Sur la droite du tableau, la Vierge assise à l’entrée de l’étable, présente l’Enfant Jésus à l’adoration des rois. Elle offre le même type que précédemment, et, dans cette première manifestation de sa maternité, elle est toujours jeune, belle, infiniment touchante. Son ajustement est aussi modeste que sa figure est humble. Autour de ses cheveux simplement disposés sur le front, flotte un voile délicat qui, de la tête, retombe en avant sur la poitrine, et vient rompre la monotonie du corsage, visible du côté gauche. La robe est rouge, et sans aucun autre ornement que la petite bordure noire qui environne le cou. Un vaste manteau bleu, jeté sur l’épaule droite, enveloppe tout le bas du corps et descend jusqu’à terre. Mais ce qui importe beaucoup plus que l’extérieur et mérite toute l’attention, c’est l’expression de cette vierge. La physionomie est douce, grave, mélancolique, résignée plutôt qu’heureuse. Silencieuse et recueillie, elle regarde tendrement son fils, et sous ses paupières abaissées, on sent la nature brisée, l’émotion contenue, les larmes prêtes à couler. Une âme profondément sainte et toute céleste respire dans ce visage. C’est merveille de voir avec quelle perfection le peintre a su rendre des choses si élevées et si délicates.

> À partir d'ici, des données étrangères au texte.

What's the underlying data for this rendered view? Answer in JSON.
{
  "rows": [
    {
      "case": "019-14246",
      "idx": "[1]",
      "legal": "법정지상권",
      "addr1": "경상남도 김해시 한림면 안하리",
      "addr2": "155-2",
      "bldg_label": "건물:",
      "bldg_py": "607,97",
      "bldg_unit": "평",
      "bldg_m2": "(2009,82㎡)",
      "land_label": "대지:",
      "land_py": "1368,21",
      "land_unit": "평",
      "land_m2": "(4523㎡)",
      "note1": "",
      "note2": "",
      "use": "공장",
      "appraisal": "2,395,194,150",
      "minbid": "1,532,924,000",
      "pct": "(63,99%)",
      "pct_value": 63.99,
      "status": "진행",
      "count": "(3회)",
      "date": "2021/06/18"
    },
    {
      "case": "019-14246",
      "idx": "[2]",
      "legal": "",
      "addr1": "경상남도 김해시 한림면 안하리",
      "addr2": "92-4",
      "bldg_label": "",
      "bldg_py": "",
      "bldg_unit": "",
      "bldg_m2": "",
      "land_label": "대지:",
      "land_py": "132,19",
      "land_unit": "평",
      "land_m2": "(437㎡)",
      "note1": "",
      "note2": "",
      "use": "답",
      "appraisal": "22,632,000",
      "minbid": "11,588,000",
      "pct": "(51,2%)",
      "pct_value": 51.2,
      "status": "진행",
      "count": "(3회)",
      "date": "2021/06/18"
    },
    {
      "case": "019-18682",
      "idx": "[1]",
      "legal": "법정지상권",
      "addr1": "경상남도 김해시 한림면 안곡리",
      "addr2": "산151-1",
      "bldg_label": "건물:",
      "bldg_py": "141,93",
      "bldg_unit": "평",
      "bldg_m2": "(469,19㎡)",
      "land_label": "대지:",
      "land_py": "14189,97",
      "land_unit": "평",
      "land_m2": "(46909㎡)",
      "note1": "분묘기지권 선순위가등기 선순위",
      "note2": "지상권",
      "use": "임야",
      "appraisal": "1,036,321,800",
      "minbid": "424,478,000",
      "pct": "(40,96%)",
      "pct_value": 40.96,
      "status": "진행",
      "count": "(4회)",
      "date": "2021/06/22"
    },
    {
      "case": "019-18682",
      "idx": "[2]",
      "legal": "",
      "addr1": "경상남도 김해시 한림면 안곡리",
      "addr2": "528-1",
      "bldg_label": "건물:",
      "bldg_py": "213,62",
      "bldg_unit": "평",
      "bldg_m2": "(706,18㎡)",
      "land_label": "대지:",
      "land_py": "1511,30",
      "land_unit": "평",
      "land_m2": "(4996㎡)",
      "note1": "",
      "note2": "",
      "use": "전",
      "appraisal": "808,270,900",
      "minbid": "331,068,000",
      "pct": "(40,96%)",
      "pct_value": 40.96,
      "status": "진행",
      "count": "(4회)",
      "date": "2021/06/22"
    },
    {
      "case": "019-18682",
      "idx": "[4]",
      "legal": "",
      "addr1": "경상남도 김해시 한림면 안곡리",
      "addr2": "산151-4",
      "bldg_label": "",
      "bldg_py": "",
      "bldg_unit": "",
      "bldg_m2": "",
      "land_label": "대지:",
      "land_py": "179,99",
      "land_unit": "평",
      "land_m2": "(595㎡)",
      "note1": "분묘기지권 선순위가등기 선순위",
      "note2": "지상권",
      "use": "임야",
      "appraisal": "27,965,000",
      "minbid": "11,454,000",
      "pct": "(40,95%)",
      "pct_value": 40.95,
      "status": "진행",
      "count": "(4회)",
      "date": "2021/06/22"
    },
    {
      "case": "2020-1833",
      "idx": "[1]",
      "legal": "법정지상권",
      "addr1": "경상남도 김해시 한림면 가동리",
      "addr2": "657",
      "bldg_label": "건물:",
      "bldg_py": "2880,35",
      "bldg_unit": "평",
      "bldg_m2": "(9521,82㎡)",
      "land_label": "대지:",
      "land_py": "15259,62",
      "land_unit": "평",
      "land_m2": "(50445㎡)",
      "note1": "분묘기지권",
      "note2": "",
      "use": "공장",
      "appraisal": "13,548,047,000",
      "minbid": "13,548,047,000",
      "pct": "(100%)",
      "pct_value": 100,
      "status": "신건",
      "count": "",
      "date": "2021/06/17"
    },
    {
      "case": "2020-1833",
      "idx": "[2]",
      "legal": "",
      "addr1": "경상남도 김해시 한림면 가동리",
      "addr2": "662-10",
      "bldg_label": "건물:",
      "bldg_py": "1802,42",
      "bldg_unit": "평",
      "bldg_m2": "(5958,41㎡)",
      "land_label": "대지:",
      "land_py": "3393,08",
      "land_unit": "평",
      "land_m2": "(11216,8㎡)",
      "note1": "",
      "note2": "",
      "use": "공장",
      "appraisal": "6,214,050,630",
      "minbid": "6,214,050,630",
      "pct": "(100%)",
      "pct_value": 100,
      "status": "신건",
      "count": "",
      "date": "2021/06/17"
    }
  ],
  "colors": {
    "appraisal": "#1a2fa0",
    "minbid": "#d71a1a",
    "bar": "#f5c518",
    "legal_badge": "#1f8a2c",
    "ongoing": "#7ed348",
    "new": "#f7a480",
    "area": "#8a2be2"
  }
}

L’Enfant Jésus est assis sur les genoux de sa mère, dont il reproduit les traits et reflète les sentiments. Dans cette attitude, il apparaît à la fois Fils de l’homme et Fils de Dieu. C’est sous cette double qualité qu’il se présente au monde, et qu’il en reçoit les adorations. Il regarde gravement les mages, et de ses deux petites mains tournées vers sa mère, il la désigne lui-même à leur vénération.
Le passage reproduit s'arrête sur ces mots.